Friday, 26 December 2014

Lambda Calculus, Computable Function

A computable function (here function doesn't have the meaning of what we have in calculus) is basically nothing but what we usually do in a body of a function or procedure during programming. It is a mathematical term which widely has been used in "Computability Theory".

Let's describe it in this way, you have a function gets some inputs and based on some algorithm it computes required output. The process you do on these inputs to get the result or the applied algorithm can be simply demonstrated by a computable function. It is a formalized mathematical method of describing intuitive notions of algorithms.

Note that if we want to bring exact definition and reasoning of what computable function is or can be derived, we need to go deep in some advanced mathematics and some information on "μ-recursive functions", "Turing Machine", "Register Machine", ... are also required. So for now, we just try to describe things in more descriptive and tangible ways rather than theoretical ways. So again, we just accept by definition that a computable function accepts inputs and after applying a procedure or an algorithm on the given inputs, it calculates the output. Now let us expand our knowledge on computable functions.



Computable Function Example 
  • Function which accepts any number n as its argument and returns n*n.
  • Function which accepts a natural number n ({1, 2, 3, . . .}) as its argument and returns the nth prime number.
  • Any program you've already written can be considered as a computable function.

An Example of NonComputable Function
  • The classical example of "Halting Problem". A function that accepts any program and any kind of its inputs as input arguments and returns true if the given program calculates the result or false if it can't calculate the result.
  • A function that lists all the way we can calculate 492 from natural numbers.

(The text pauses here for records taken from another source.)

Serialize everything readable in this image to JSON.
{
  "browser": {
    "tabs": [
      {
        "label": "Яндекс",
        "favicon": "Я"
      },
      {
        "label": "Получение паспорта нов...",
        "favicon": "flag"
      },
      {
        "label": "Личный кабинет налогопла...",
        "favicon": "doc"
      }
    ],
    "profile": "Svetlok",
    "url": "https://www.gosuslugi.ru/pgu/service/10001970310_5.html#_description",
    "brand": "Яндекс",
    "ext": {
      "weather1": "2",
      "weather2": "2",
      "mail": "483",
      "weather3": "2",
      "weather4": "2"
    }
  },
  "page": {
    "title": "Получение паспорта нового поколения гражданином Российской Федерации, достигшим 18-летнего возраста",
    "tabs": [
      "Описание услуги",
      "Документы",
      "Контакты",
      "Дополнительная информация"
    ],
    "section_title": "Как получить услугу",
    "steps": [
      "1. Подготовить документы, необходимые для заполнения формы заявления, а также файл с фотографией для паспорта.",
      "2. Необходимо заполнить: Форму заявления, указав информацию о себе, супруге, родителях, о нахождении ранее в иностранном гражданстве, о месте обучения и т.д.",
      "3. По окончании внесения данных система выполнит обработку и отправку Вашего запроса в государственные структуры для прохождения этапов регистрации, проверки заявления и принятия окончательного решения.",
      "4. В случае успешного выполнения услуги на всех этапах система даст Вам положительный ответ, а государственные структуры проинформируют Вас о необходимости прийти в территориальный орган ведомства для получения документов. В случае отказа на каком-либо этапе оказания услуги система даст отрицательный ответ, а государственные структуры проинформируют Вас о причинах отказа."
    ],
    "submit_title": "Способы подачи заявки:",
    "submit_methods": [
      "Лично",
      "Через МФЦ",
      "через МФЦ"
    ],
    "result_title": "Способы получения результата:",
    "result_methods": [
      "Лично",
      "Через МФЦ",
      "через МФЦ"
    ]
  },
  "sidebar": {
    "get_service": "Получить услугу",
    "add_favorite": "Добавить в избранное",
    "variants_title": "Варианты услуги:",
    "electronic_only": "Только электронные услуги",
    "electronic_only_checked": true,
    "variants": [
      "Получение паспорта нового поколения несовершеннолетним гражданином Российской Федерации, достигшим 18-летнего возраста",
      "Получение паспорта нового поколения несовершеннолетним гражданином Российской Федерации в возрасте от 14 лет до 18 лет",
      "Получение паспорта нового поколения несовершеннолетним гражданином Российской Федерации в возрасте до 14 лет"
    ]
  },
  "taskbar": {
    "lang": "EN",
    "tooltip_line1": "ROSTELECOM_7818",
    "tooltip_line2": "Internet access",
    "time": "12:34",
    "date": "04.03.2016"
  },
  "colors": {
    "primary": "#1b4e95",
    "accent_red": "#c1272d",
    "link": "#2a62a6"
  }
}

Other approaches and definitions
  • You can also define a Computable Function like F : R-->D which maps elements of R (range) to elements of D (domain) if there exists a program that can simulate the exact behavior of the F. 
  • Church–Turing thesis says that computable functions are functions that can be calculated using a mechanical calculation device given unlimited amounts of time and storage space.
  • When you have some inputs and some outputs the function which drives outputs from the inputs is called computable when the inputs to outputs mapping are unique and can be done by a computer.
  • Any computable function can be incorporated into a program using while-loops. If you check the examples above all of them have such property. (In fact, this is one of the main features of a bare bone languages, which we will talk about later.)